One of Esquire magazine’s most popular column is titled “What I’ve Learned” where people celebrated in their fields — from politics, literature, movies, music, sports, etc. — sit down with a staff writer and share their pearls of wisdom mined from the sea of their life experience. Academy Award winning actor, director and writer Alan Arkin (born 1934) shares what he has learned in life:
What I’ve learned about teaching is to refer back to the root of the word, which is deuce, which means “to pull from.” Education does not mean jamming information into somebody’s head. Rather, it’s that ancient idea that all knowledge is within us; to teach us is to help somebody pull it out of themselves.
If you’re looking outside yourself for substantiation of your own happiness, you’re going to fail.
Marriage requires searing honesty at all costs. I learned that from my third wife.
Children learn from what you are rather than what you tell them.
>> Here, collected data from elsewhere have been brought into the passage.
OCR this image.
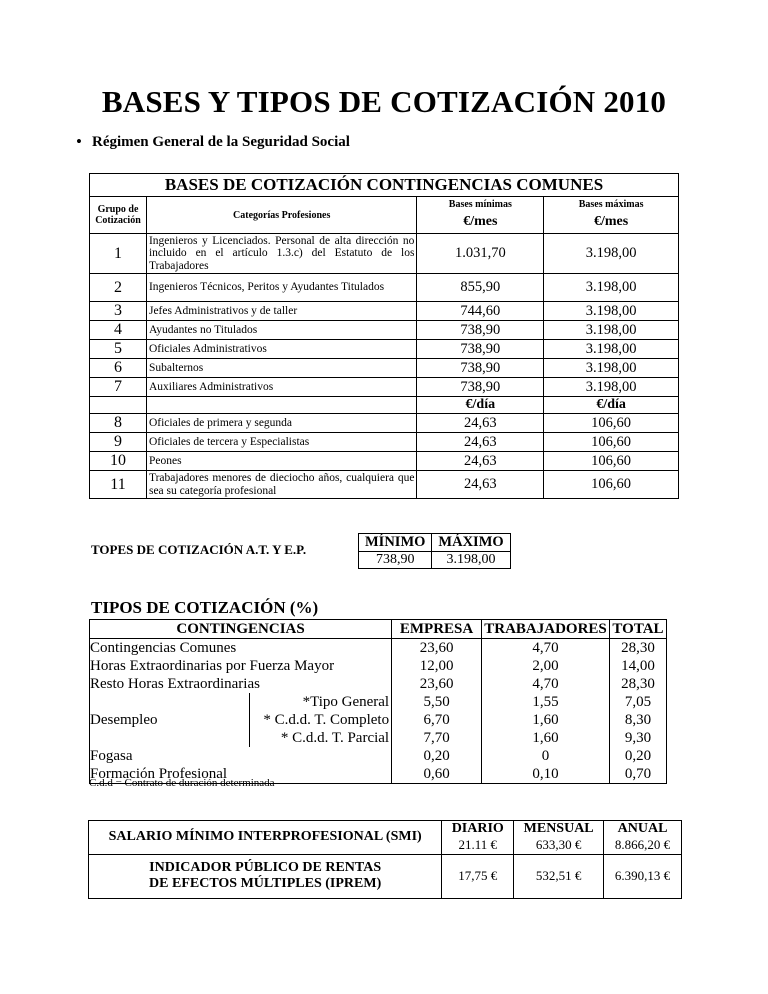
BASES Y TIPOS DE COTIZACIÓN 2010
• Régimen General de la Seguridad Social
BASES DE COTIZACIÓN CONTINGENCIAS COMUNES			
Grupo de Cotización	Categorías Profesiones	Bases mínimas	Bases máximas
		€/mes	€/mes
1	Ingenieros y Licenciados. Personal de alta dirección no incluido en el artículo 1.3.c) del Estatuto de los Trabajadores	1.031,70	3.198,00
2	Ingenieros Técnicos, Peritos y Ayudantes Titulados	855,90	3.198,00
3	Jefes Administrativos y de taller	744,60	3.198,00
4	Ayudantes no Titulados	738,90	3.198,00
5	Oficiales Administrativos	738,90	3.198,00
6	Subalternos	738,90	3.198,00
7	Auxiliares Administrativos	738,90	3.198,00
		€/día	€/día
8	Oficiales de primera y segunda	24,63	106,60
9	Oficiales de tercera y Especialistas	24,63	106,60
10	Peones	24,63	106,60
11	Trabajadores menores de dieciocho años, cualquiera que sea su categoría profesional	24,63	106,60
TOPES DE COTIZACIÓN A.T. Y E.P.	MÍNIMO	MÁXIMO
738,90	3.198,00
TIPOS DE COTIZACIÓN (%)
CONTINGENCIAS		EMPRESA	TRABAJADORES	TOTAL
Contingencias Comunes		23,60	4,70	28,30
Horas Extraordinarias por Fuerza Mayor		12,00	2,00	14,00
Resto Horas Extraordinarias		23,60	4,70	28,30
	*Tipo General	5,50	1,55	7,05
Desempleo	* C.d.d. T. Completo	6,70	1,60	8,30
	* C.d.d. T. Parcial	7,70	1,60	9,30
Fogasa		0,20	0	0,20
Formación Profesional		0,60	0,10	0,70
C.d.d = Contrato de duración determinada
SALARIO MÍNIMO INTERPROFESIONAL (SMI)	DIARIO	MENSUAL	ANUAL
	21.11 €	633,30 €	8.866,20 €
INDICADOR PÚBLICO DE RENTAS DE EFECTOS MÚLTIPLES (IPREM)	17,75 €	532,51 €	6.390,13 €
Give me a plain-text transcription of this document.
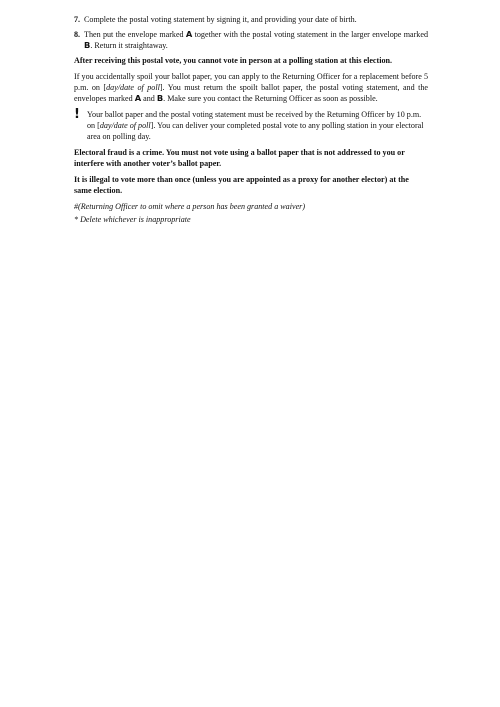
7. Complete the postal voting statement by signing it, and providing your date of birth.
8. Then put the envelope marked A together with the postal voting statement in the larger envelope marked B. Return it straightaway.

After receiving this postal vote, you cannot vote in person at a polling station at this election.

If you accidentally spoil your ballot paper, you can apply to the Returning Officer for a replacement before 5 p.m. on [day/date of poll]. You must return the spoilt ballot paper, the postal voting statement, and the envelopes marked A and B. Make sure you contact the Returning Officer as soon as possible.

! Your ballot paper and the postal voting statement must be received by the Returning Officer by 10 p.m. on [day/date of poll]. You can deliver your completed postal vote to any polling station in your electoral area on polling day.

Electoral fraud is a crime. You must not vote using a ballot paper that is not addressed to you or interfere with another voter’s ballot paper.

It is illegal to vote more than once (unless you are appointed as a proxy for another elector) at the same election.

#(Returning Officer to omit where a person has been granted a waiver)
* Delete whichever is inappropriate
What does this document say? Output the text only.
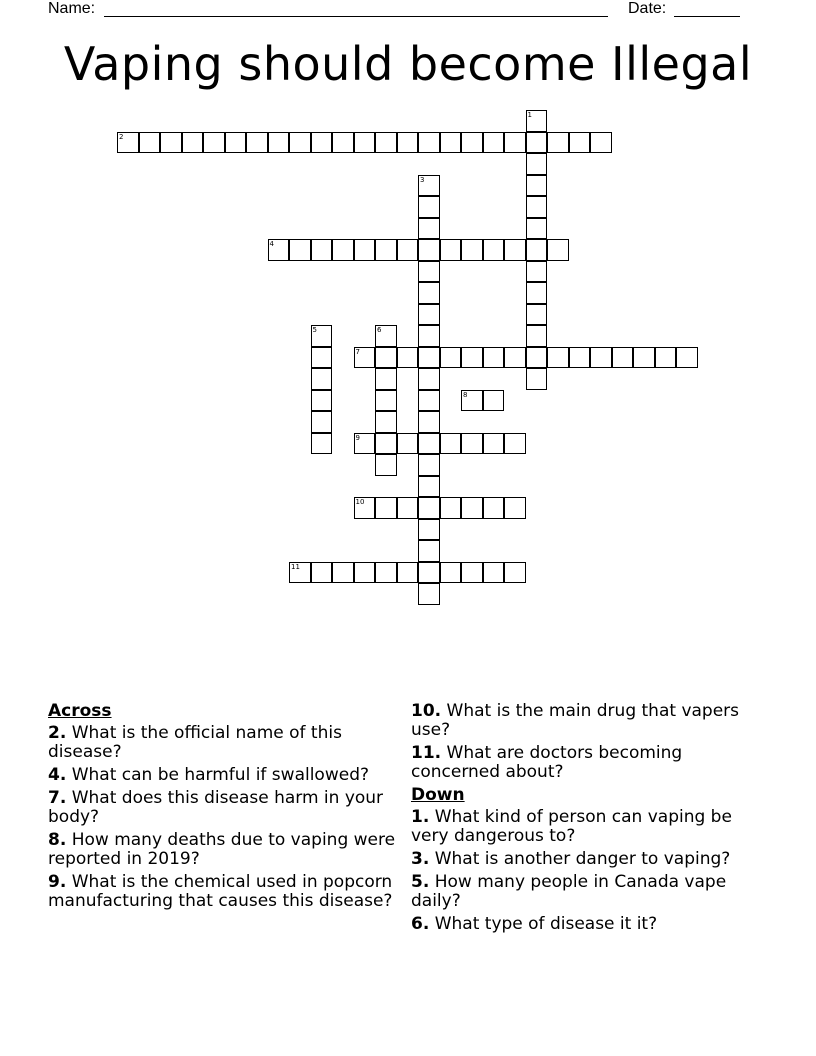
Name:	Date:
Vaping should become Illegal
1
2
3
4
5	6
7
8
9
10
11
Across
2. What is the official name of this disease?
4. What can be harmful if swallowed?
7. What does this disease harm in your body?
8. How many deaths due to vaping were reported in 2019?
9. What is the chemical used in popcorn manufacturing that causes this disease?
10. What is the main drug that vapers use?
11. What are doctors becoming concerned about?
Down
1. What kind of person can vaping be very dangerous to?
3. What is another danger to vaping?
5. How many people in Canada vape daily?
6. What type of disease it it?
What you try to jam into their heads isn’t going to be worth beans if the way you’re living your life doesn’t look like that.
I read somewhere that some people believe that the entire universe is a matrix of living thought. And I saw, “Man, if that’s not a definition of God, I don’t know what is.
Truth is always unfolding. It’s not an absolute.
I recite the Robert Browning poem to myself all the time. You know the quote? “Grow old along with me! / The best is yet to be, / The last of life, for which the first was made.” I’m praying it’s going to be true.